A reliable procedure to measure antigen specific T cell responses in rhesus macaques is required to determine the efficacy of vaccines and immunotherapies. The currently available T cell assays are poorly quantifiable or technically difficult to perform. Classical 51Cr-release cytotoxic T cell (CTL) assays are cumbersome and difficult to quantitate reproducibly. Detection of specific T-cell using MHC-peptide tetrameric complexes is highly sensitive, but requires knowledge of MHC type and prior identification of T cell epitopes.
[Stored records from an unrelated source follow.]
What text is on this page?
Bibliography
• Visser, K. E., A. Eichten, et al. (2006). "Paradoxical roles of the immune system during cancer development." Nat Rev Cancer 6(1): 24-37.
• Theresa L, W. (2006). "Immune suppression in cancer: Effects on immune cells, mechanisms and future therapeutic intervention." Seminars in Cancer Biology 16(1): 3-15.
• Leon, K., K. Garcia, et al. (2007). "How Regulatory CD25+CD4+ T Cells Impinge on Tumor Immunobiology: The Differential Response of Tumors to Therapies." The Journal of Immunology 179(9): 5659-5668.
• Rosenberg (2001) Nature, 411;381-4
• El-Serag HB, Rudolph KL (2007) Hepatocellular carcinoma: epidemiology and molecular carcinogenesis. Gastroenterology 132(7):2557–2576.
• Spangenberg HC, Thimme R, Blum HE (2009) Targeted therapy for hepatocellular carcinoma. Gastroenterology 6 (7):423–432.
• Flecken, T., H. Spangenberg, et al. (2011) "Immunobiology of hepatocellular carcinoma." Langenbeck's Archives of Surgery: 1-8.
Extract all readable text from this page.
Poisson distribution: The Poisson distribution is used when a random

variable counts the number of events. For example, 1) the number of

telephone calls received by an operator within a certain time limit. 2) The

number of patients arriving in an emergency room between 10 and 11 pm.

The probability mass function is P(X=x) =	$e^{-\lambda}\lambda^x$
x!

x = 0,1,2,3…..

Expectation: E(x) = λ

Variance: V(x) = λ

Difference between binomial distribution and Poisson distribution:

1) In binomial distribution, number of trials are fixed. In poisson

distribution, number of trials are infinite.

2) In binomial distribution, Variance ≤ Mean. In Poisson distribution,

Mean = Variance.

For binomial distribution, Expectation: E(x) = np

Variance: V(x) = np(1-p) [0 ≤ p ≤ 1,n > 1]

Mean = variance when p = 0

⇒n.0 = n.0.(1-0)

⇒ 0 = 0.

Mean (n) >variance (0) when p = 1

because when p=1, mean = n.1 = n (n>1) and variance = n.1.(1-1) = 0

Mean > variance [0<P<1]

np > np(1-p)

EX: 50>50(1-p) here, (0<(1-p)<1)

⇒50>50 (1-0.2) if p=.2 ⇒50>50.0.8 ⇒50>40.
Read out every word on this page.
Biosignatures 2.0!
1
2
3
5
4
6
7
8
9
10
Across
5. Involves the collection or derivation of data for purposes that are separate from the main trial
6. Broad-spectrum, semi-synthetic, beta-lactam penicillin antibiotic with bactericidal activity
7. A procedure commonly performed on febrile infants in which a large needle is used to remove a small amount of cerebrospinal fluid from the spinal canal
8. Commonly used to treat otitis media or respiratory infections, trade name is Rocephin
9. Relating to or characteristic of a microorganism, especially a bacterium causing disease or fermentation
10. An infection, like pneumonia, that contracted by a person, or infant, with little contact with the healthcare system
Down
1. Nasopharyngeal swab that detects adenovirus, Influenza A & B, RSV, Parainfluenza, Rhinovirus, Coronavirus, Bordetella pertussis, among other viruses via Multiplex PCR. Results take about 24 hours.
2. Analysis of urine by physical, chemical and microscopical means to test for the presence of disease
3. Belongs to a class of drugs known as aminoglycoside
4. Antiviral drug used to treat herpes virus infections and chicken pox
We therefore developed a rhesus interferon-γ (IFN-γ) ELISPOT assay capable of detecting IFN-γ secretion in response to stimulation with pooled 20-mer peptides. Peripheral blood mononuclear cells (PBMCs) from rhesus monkeys immunized with a DNA vaccine and recombinant canary pox encoding the Plasmodium knowlesi circumsporozoite protein (PkCSP) were incubated with pools of peptides from PkCSP. Positive responses to peptide pools and individual peptides ranging from 100 to 450 spot forming cells (SFC)/10 6 PBMC were detected in four of four immunized monkeys and in zero of two control monkeys. In two monkeys studied in detail, the IFN-γ response was focussed on a single 20-mer peptide, QGDGANAGQPQAQGDGANAG, and was dependent on CD4 +, but not CD8 +, T cells. Background responses in control monkeys and preimmunization PBMCs ranged from 10 to 50 SFC/10 6 PBMC. The average within assay and between assay coefficients of variation (CV) for this peptide ELISPOT were 21.9 and 24.7%, respectively. This peptide IFN-γ assay will be a useful tool for evaluation of T cell responses in rhesus macaques.